Le chef du gouvernement organise une conférence de presse très attendue afin de présenter un plan budgétaire qui s’annonce particulièrement strict. Bien qu’il ait souhaité s’éloigner des méthodes traditionnelles, le risque d’une motion de censure à l’approche de l’automne reste bien présent.
Dans seulement quelques heures, François Bayrou dévoilera ses cartes. Le Premier ministre présentera son projet de budget pour 2026 à Matignon, ce mardi 15 juillet à 16 heures. Depuis plusieurs semaines, il travaille discrètement sur ce dossier en faisant croître la pression autour de ses intentions. Son but est clair : dégager 40 milliards d’euros d’économies afin de « sortir du cercle vicieux du déficit et de l’endettement ». Il devra pourtant convaincre une Assemblée divisée en trois groupes politiques, qui ont chacun posé leurs conditions et fixés leurs lignes rouges pour le budget. Après avoir franchi un premier obstacle ardu en obtenant le vote du budget 2025 en février, le chef du gouvernement s’attaque maintenant à un second défi majeur, au risque d’être censuré comme son prédécesseur s’il ne réussit pas à trouver un compromis au Parlement.

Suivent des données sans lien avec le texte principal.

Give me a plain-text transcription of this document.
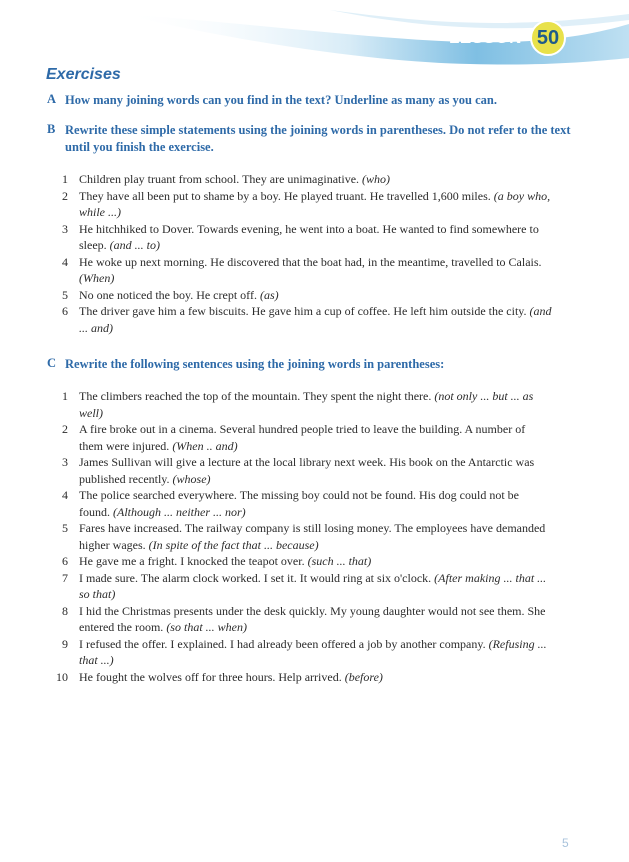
LESSON 50
Exercises
A How many joining words can you find in the text? Underline as many as you can.
B Rewrite these simple statements using the joining words in parentheses. Do not refer to the text until you finish the exercise.
1 Children play truant from school. They are unimaginative. (who)
2 They have all been put to shame by a boy. He played truant. He travelled 1,600 miles. (a boy who, while ...)
3 He hitchhiked to Dover. Towards evening, he went into a boat. He wanted to find somewhere to sleep. (and ... to)
4 He woke up next morning. He discovered that the boat had, in the meantime, travelled to Calais. (When)
5 No one noticed the boy. He crept off. (as)
6 The driver gave him a few biscuits. He gave him a cup of coffee. He left him outside the city. (and ... and)
C Rewrite the following sentences using the joining words in parentheses:
1 The climbers reached the top of the mountain. They spent the night there. (not only ... but ... as well)
2 A fire broke out in a cinema. Several hundred people tried to leave the building. A number of them were injured. (When .. and)
3 James Sullivan will give a lecture at the local library next week. His book on the Antarctic was published recently. (whose)
4 The police searched everywhere. The missing boy could not be found. His dog could not be found. (Although ... neither ... nor)
5 Fares have increased. The railway company is still losing money. The employees have demanded higher wages. (In spite of the fact that ... because)
6 He gave me a fright. I knocked the teapot over. (such ... that)
7 I made sure. The alarm clock worked. I set it. It would ring at six o'clock. (After making ... that ... so that)
8 I hid the Christmas presents under the desk quickly. My young daughter would not see them. She entered the room. (so that ... when)
9 I refused the offer. I explained. I had already been offered a job by another company. (Refusing ... that ...)
10 He fought the wolves off for three hours. Help arrived. (before)
5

Dès le printemps, François Bayrou a commencé à préparer l’opinion à une période budgétaire particulièrement exigeante. À la mi-avril, il a tiré la sonnette d’alarme sur la « situation financière intolérable » des comptes publics et mis en garde contre le « piège périlleux de la dette », lors d’une conférence de presse très suivie. Cette initiative a été présentée par le gouvernement comme un exercice inédit de transparence, tandis que l’opposition y a vu une mise en scène. Par ailleurs, Bayrou a profité de cette occasion pour marteler son message auprès des citoyens, qu’il envisageait même de consulter à travers un référendum. « La dette figure parmi les préoccupations principales des Français », souligne un conseiller du ministère de l’Économie et des Finances, signe selon lui que la stratégie de communication du Premier ministre porte ses fruits.
Consultations successives et incertitudes persistantes
Le leader centriste cherche ainsi à accentuer la pression sur les différents groupes parlementaires, qu’il a pris soin de faire auditionner un à un à Bercy. Cette démarche tranche avec celle de son prédécesseur. « Michel Barnier ne nous avait jamais consultés. Nous avons imposé une nouvelle méthode au gouvernement », se félicite un responsable socialiste. « Habituellement, nous recevons le projet de budget seulement la veille de sa présentation au Conseil des ministres à la rentrée, sans aucune concertation préalable avec les oppositions, voire même parfois avec la majorité », rappelle Charles de Courson, député Liot et rapporteur du budget. Cependant, à l’issue de ces consultations, les parlementaires regrettent de ne disposer d’aucune information concrète quant au contenu du budget futur ni de garantie que leurs propositions seront intégrées. « Tout cela paraît très artificiel », déplore Jean-Philippe Tanguy, député du Rassemblement national. La France insoumise, quant à elle, estime « que le dialogue n’est qu’une façade », selon Eric Coquerel, président de la commission des finances de l’Assemblée.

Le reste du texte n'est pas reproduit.